Coaching is inherently a reflective thinking space. This year, I've decided to go analogue with my reflective practice to see what new things emerge.
For those that know me, I am a big advocate of giving new ideas and experiences a chance to be properly assimilated so that I can be constantly working towards self awareness and improvement. It wasn't easy at first though, and I often just found myself writing about what happened rather than what it meant. So, I thought I would share with you three models of reflection which can help add a little bit of structure to the reflective process. As I am increasingly saying to my clients, this is a really great thing to do after a coaching session. Just sit with your thoughts for a short while and think about what you've discovered and what it means.
Rolfe et al (2001)
What, So What, Now What?
The simplest is often the best. This model which is incredible easy to remember fundamentally asks three questions. What? So What? Now What?
What: Describe essentially what happened. Was it good or bad? Which bit did you enjoy and which things were more challenging?
So What: Describe why this experience was significant. What did the experience make you ask about yourself? What emotions came up? What made certain elements feel significant?
Now What: Is about next steps. How will you apply yourself with this new thinking? What will you do differently? What about this could you share with your friends, family, colleagues or coach?
Gibbs Reflective Cycle (1998)
Taken from Graham Gibbs' work around learning from experiences, the Reflective Cycle gives a great structure to process events and consider how these experiences inform future decision making. Its cyclic nature is great to use with either repeating events or iterative change. It can be used for both thinking about things that went well, as well as those things which are more difficult.

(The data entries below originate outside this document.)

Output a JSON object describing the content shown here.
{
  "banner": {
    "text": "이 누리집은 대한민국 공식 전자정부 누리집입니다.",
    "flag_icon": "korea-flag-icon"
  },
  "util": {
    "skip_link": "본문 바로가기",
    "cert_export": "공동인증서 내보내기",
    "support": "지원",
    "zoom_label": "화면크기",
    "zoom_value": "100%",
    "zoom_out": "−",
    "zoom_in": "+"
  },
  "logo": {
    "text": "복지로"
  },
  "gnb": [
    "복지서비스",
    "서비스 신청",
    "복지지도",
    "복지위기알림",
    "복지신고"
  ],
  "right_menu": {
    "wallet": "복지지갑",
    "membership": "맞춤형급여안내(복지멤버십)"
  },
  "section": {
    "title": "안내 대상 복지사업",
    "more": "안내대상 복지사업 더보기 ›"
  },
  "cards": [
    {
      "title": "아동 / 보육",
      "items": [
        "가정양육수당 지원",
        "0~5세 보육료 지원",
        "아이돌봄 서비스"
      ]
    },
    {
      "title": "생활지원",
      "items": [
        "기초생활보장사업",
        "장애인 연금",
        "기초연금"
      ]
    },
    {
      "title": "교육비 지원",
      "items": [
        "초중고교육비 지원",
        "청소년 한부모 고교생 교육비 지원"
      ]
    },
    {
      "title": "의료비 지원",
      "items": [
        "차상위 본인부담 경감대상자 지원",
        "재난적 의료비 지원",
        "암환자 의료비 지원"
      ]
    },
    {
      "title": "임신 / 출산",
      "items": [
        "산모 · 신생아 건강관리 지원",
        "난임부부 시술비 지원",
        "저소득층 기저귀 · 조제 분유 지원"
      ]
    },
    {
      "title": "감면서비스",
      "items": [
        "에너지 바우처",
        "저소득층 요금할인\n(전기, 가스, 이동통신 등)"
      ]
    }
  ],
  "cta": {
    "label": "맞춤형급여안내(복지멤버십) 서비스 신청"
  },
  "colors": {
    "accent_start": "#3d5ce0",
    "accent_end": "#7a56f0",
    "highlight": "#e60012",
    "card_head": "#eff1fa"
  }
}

A great exercise I was introduced to during my Post Graduate Certificate with Barefoot Coaching was a series of questions to build awareness around intentions and impact to enable decision making:
Am I prepared to pay the cost of this decision, financial or otherwise?
Does this action benefit everyone around me as well as myself?
Does this action represent growth for me as a person?
Does this action come from wisdom and courage, instead of fear or doubt?
Does this action stem from an internal desire instead of something I feel is expected of me, or put upon me by others?
By saying "yes" to this, I am saying "no" to....
By saying "no" to this, am saying "yes" to...
What will happen if I do this?
What will not happen if I do this?
What will this give me that don't already have?
Hope some of these exercises help with your reflective practice!